‘There was a fox on the road, I nearly ran over the poor little fellow. Luckily I was inching along in the car because of the fog out. He just stepped out of the ditch in front of me, I’d say he thought he would have the road to himself in those early hours, he’s a fortunate little creature all right. Would you believe he just stood there in the headlights looking at me for a couple of minutes and I couldn’t take my eyes off of him. Aren’t they the most beautiful of beasts with their long noses and ears, the red fur and amber eyes ? And, he had these little white whiskers. Anyway off he went then, back about his foxy business I suppose’ There was a gentle laugh. ‘Would you close that door, I don’t want her to wake, she needs to sleep a while longer’

The voice may have helped lower me into a deeper sleep. I must have been sick in the night and been carried into this big bed, in which I was very small. The room was fully dark and I was used to sleeping with a lamp on. Flannel sheets were above and below me and I had been well tucked in. Blankets, heavy on my body pressed me down into a deep slumber. When the door had been ajar I had been able to see the outline of my toes beneath the covers, they were a hill in my sleep place landscape. Something was tickling my neck; it was the stray feather that I had earlier peeled off my sweat-salted cheek. Feather spines poking through the fabric case softy needled my scalp. My head felt heavy.

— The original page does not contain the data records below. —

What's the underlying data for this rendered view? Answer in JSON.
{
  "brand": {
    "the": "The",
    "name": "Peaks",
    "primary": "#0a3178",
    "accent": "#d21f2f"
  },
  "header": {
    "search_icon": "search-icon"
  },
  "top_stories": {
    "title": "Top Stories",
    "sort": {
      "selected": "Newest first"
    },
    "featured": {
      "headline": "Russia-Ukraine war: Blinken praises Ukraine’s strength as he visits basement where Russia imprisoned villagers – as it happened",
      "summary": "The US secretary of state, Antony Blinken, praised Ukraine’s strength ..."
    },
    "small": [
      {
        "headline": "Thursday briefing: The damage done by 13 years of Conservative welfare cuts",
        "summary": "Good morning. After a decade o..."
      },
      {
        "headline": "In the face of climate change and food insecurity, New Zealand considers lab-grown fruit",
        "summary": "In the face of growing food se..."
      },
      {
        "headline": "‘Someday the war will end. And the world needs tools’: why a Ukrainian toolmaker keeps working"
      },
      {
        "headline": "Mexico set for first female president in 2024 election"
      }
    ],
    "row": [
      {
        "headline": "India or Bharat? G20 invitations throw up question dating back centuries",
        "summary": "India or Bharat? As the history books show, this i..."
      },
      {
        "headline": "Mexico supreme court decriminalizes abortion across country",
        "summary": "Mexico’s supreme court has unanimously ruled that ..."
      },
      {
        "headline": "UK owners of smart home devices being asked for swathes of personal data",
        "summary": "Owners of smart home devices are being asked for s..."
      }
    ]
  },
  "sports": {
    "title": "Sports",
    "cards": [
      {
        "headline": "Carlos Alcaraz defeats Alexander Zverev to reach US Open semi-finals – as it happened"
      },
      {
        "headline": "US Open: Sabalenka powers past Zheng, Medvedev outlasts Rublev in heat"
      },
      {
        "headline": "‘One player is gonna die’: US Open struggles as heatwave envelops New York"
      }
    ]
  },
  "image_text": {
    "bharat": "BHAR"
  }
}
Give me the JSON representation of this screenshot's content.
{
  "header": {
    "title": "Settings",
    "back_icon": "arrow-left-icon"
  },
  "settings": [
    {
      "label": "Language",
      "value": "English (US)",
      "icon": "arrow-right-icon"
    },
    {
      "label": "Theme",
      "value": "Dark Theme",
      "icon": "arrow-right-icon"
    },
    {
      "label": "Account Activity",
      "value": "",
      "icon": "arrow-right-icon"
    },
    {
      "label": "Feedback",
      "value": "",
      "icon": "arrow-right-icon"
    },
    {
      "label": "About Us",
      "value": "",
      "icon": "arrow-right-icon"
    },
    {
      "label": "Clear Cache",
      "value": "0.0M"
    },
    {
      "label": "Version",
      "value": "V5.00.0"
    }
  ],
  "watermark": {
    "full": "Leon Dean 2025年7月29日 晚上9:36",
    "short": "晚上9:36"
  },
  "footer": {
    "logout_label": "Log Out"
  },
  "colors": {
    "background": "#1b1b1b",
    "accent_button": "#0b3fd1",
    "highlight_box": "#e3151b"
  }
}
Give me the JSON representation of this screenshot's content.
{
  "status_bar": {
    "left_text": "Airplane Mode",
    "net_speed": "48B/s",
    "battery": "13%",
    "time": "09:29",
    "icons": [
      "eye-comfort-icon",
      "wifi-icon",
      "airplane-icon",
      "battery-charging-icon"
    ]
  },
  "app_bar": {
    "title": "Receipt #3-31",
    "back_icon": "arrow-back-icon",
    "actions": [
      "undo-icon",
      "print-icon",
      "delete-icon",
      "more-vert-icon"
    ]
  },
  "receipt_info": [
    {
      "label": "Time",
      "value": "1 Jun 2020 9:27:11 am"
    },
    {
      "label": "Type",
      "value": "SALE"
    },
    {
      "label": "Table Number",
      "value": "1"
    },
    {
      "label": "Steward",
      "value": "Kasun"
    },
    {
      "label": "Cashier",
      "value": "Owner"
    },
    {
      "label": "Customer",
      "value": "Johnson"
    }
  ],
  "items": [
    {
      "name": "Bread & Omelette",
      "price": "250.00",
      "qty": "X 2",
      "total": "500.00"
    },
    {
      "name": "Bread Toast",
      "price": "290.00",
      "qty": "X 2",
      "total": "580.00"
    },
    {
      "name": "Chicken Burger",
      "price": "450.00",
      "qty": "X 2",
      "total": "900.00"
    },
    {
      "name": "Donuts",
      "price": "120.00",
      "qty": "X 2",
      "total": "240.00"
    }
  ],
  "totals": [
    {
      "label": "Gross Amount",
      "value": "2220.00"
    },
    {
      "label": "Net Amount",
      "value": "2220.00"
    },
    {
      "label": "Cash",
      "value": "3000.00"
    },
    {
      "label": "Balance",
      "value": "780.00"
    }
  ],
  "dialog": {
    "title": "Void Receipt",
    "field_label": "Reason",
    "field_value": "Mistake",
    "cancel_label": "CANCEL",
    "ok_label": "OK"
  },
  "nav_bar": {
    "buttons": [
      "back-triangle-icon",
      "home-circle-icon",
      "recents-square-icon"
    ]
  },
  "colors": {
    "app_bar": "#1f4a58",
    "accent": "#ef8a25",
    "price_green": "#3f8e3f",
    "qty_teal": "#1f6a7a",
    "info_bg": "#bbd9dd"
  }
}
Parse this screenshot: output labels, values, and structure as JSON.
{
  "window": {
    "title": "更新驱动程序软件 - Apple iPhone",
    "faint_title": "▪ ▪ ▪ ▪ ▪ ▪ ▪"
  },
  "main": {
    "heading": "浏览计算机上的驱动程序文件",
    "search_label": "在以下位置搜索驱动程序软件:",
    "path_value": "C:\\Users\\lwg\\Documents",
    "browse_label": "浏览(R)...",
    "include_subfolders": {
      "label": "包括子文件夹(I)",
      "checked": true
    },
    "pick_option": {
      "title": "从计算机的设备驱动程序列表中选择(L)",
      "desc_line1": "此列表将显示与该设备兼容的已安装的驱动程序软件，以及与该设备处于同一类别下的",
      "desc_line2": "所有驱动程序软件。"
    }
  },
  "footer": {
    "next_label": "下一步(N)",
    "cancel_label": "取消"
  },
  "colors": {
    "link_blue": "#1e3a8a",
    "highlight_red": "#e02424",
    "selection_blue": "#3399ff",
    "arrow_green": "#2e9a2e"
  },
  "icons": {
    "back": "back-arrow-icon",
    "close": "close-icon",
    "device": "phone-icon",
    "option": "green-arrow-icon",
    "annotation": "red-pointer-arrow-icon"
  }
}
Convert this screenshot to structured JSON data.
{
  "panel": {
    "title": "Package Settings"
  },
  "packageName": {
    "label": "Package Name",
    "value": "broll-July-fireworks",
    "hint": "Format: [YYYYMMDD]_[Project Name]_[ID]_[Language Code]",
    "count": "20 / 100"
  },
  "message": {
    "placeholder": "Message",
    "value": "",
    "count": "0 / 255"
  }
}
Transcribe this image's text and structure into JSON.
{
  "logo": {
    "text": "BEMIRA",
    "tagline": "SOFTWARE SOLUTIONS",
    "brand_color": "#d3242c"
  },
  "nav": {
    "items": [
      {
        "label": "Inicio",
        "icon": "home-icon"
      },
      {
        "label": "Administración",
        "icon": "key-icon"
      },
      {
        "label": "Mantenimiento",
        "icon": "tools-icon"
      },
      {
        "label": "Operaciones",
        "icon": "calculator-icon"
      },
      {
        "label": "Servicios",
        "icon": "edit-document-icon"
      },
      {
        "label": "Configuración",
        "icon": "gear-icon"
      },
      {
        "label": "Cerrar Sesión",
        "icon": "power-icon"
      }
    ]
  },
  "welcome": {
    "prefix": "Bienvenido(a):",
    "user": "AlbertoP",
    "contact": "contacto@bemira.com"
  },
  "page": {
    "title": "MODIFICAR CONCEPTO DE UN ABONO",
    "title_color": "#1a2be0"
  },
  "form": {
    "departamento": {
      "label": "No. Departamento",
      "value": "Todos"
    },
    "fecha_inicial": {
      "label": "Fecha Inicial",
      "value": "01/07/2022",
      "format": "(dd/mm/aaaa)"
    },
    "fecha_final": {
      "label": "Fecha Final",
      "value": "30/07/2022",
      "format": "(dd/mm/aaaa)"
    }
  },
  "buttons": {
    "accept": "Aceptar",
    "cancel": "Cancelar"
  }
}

Behind my eyelids in my silvery sleep-scape I am spinning, slowly maybe in the same dense fog I heard them talking about. It slides like fine sand into my eyes and my ears. It glides over my skin and through my hair.  

It is in this nebula that I find the fox at my feet. He is a first shy; he tangles himself in the bedding. He then winds himself around my feet and silky hairs brush over my anklebones. He rests a while lying over my shins. His is an elastic body, ready to snap into activity. Supporting the exquisite fur is the skin that glides over bones, uncushioned by even the thinnest layer of fat. It’s a body built with brutal economy nothing unnecessary is carried. There is nothing on it that is rounded or yielding like the bodies I knew.

The plume like tail now flickers over my toes. The creature wants to play. My own body is too heavy for games and besides; I have been told I need rest to get better. The animal is growing bigger or I am growing smaller. The fox rolls about the bed, his spine wriggling into the sprung mattress, he wears a broad grin. Luxuriating in the space that I warmed with my own febrile body, he digs at the air with paws poised like a ballerina’s, his pale abdomen and his wet black nose pointing to the ceiling. Even smaller now I am lost in the sheets and caught up by the fox’s deft motions. Then swiftly he rolls over onto his belly and stretches out his front paws drawing up his hindquarters his chin rests on his knees. Shrunk to the size of a mite I float alongside dust and the odd snowy feather, swept up in the air by the flickering of the fox’s magnificent flame tail.